In the year 2000, 200 years after the first climb of the Grossglockner, the highest mountain in Austria, the Glocknerhaus Museum in Kals was established. The exhibition “Under the spell of the Grossglockner” is a modern display. Its many rooms explore the themes of nature and minerals, human life, and Austria’s highest mountain. The content ranges from the settlement of these remote valleys in the Eastern Alps in prehistoric times, to the history of ascent attempts of the Grossglockner, and the region’s emerging tourism industry.
The natural area of the region is shown on a walk-through map, accompanied by the presentation of wildlife such as groundhogs, ibex and other animals. Another room is dedicated to people who have been influenced by this landscape and the harsh mountain climate. The hard agricultural work in the steep mountain meadows, the extremely harsh winters and the long time of seclusion have produced a number of religious and secular customs, which are also mentioned.

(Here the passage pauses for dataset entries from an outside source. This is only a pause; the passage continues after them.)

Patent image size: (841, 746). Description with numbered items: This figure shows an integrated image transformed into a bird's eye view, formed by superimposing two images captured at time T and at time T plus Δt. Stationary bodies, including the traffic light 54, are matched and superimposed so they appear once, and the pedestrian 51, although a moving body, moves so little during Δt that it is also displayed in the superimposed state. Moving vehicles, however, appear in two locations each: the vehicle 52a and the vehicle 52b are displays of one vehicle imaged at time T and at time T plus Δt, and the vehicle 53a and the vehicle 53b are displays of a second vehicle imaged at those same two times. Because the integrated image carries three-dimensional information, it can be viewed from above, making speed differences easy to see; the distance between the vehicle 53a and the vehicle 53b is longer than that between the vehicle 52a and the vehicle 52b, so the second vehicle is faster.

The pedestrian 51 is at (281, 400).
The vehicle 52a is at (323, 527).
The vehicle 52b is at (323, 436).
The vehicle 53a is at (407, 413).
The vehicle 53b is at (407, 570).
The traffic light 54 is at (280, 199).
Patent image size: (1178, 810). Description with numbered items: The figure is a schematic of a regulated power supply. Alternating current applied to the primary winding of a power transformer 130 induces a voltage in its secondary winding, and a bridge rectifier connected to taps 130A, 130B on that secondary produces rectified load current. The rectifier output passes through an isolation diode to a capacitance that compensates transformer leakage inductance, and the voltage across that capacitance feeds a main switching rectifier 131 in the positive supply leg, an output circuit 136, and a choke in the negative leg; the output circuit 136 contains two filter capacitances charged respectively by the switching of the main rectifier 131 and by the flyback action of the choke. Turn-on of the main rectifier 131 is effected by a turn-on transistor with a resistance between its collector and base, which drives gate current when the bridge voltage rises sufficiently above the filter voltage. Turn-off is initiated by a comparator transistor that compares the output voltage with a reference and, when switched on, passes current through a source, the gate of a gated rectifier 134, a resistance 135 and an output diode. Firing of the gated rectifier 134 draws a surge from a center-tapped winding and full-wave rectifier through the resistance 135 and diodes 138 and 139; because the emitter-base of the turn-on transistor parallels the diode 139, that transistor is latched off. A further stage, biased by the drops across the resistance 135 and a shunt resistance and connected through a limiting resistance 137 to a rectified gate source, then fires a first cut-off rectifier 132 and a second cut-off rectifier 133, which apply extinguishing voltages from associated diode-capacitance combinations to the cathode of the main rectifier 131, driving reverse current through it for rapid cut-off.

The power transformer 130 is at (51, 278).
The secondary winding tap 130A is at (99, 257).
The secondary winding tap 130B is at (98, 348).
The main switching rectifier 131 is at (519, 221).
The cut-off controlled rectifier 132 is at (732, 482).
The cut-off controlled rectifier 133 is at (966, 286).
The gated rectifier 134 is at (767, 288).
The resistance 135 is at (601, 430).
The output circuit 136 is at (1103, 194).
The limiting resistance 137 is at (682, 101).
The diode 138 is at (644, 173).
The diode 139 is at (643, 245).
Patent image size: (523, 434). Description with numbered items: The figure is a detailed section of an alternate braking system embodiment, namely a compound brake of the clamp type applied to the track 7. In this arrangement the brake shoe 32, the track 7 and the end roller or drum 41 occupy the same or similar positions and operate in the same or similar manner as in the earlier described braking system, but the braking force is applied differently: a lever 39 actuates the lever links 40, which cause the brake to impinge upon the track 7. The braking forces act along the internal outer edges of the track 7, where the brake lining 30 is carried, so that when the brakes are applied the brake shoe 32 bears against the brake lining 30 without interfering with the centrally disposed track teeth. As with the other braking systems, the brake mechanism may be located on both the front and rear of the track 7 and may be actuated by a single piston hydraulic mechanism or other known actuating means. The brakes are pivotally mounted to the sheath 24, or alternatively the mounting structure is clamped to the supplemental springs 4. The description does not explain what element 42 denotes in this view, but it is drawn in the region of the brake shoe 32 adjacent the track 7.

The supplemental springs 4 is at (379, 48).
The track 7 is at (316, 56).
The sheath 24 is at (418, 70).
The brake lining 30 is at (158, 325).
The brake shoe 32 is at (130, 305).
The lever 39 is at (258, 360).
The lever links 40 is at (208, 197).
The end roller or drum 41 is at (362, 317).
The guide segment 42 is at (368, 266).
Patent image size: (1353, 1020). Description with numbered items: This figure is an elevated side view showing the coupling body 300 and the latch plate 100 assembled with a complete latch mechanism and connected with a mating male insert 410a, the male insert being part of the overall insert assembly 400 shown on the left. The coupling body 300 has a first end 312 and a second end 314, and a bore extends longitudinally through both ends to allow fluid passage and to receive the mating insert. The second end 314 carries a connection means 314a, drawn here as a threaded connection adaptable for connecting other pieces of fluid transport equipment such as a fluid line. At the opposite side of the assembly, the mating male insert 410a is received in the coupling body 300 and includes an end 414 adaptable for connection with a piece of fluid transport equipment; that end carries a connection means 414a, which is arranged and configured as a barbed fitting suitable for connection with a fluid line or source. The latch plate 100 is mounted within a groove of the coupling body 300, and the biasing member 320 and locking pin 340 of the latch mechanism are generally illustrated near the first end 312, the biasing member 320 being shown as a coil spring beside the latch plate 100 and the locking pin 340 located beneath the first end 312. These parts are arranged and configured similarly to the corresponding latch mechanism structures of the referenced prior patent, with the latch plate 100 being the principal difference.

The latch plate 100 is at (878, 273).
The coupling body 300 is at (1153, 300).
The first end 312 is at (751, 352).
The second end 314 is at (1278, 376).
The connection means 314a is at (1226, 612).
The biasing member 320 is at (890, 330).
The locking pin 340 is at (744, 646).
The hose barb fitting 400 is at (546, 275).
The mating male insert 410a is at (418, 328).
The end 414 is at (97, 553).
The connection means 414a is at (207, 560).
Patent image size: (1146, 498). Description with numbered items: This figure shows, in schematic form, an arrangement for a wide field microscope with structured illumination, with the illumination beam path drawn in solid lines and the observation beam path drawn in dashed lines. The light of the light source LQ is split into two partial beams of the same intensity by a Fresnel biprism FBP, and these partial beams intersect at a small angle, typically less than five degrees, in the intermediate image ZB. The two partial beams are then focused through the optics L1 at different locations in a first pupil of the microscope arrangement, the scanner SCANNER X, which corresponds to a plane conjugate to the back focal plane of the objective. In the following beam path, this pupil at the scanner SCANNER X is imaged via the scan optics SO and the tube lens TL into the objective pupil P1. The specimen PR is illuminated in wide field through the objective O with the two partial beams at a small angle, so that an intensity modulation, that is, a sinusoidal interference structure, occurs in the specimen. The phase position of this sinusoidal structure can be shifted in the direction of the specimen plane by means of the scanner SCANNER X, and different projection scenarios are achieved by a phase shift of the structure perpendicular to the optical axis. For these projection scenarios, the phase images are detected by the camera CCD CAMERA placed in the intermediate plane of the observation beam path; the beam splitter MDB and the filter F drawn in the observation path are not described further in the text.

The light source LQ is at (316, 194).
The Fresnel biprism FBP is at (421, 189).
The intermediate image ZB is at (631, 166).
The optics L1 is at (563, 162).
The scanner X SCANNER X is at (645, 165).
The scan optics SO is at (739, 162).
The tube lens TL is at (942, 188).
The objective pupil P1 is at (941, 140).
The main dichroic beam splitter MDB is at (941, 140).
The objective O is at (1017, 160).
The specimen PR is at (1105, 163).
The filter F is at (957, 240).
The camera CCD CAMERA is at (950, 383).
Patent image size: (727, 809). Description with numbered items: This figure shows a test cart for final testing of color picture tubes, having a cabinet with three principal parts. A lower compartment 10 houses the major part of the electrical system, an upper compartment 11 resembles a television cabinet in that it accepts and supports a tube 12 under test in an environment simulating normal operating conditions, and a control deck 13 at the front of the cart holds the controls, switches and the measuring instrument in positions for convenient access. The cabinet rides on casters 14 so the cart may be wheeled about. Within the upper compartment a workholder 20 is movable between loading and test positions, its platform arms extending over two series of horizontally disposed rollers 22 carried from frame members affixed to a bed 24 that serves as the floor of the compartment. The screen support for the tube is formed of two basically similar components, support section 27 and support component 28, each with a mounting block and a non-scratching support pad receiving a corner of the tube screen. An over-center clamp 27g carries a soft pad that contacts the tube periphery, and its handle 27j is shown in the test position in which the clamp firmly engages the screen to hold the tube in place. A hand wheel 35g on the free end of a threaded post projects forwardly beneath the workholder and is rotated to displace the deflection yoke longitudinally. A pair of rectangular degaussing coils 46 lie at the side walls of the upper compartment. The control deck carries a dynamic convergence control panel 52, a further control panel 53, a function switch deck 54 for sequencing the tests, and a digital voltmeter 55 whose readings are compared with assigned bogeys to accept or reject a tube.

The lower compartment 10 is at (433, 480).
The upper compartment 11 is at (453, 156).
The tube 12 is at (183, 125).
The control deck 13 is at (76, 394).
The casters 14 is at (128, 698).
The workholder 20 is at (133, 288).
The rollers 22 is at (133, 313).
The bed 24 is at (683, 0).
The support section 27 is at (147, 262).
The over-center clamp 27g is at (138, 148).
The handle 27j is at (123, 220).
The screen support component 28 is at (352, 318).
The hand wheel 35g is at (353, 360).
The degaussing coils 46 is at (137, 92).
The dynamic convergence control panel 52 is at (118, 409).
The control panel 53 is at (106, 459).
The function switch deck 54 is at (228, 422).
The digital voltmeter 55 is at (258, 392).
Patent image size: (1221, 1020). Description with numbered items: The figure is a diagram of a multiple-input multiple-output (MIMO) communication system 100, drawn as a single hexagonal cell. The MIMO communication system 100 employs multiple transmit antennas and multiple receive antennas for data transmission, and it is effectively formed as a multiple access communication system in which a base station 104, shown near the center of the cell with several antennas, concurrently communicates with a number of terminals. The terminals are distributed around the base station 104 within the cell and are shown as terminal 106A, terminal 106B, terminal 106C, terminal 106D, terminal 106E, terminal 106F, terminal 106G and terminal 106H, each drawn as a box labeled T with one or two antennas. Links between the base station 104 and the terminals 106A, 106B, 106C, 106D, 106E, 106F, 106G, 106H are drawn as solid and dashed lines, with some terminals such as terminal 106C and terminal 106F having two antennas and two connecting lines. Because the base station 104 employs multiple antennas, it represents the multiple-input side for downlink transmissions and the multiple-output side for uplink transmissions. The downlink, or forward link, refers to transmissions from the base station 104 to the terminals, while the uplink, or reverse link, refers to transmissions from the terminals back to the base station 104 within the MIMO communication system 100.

Selected objects, such as fine handicrafts and useful tools, are evidence of the ingenuity of the local population. “The black mountain”, as Austria’s highest peak is called due to its dark rocks, also features strongly in the exhibition – in particular its geography and a history of ascent attempts.
Part of the exhibition is dedicated to mountaineering in the Eastern Alps, which has its roots in Kals. Since the mid-19th century, Kals mountain guides have enjoyed world renown for guiding scientists from the National Geographic Society in the Himalayas and Caucasus. The region’s mountain guides, the technique of mountaineering, the development of mountaineering and the construction of refuges round off the very appealing exhibition about the Grossglockner.
In the final room, unique and attractive minerals and crystals of all shapes and sizes, recovered from the Glocknerwand, are presented in an appealing and informative way.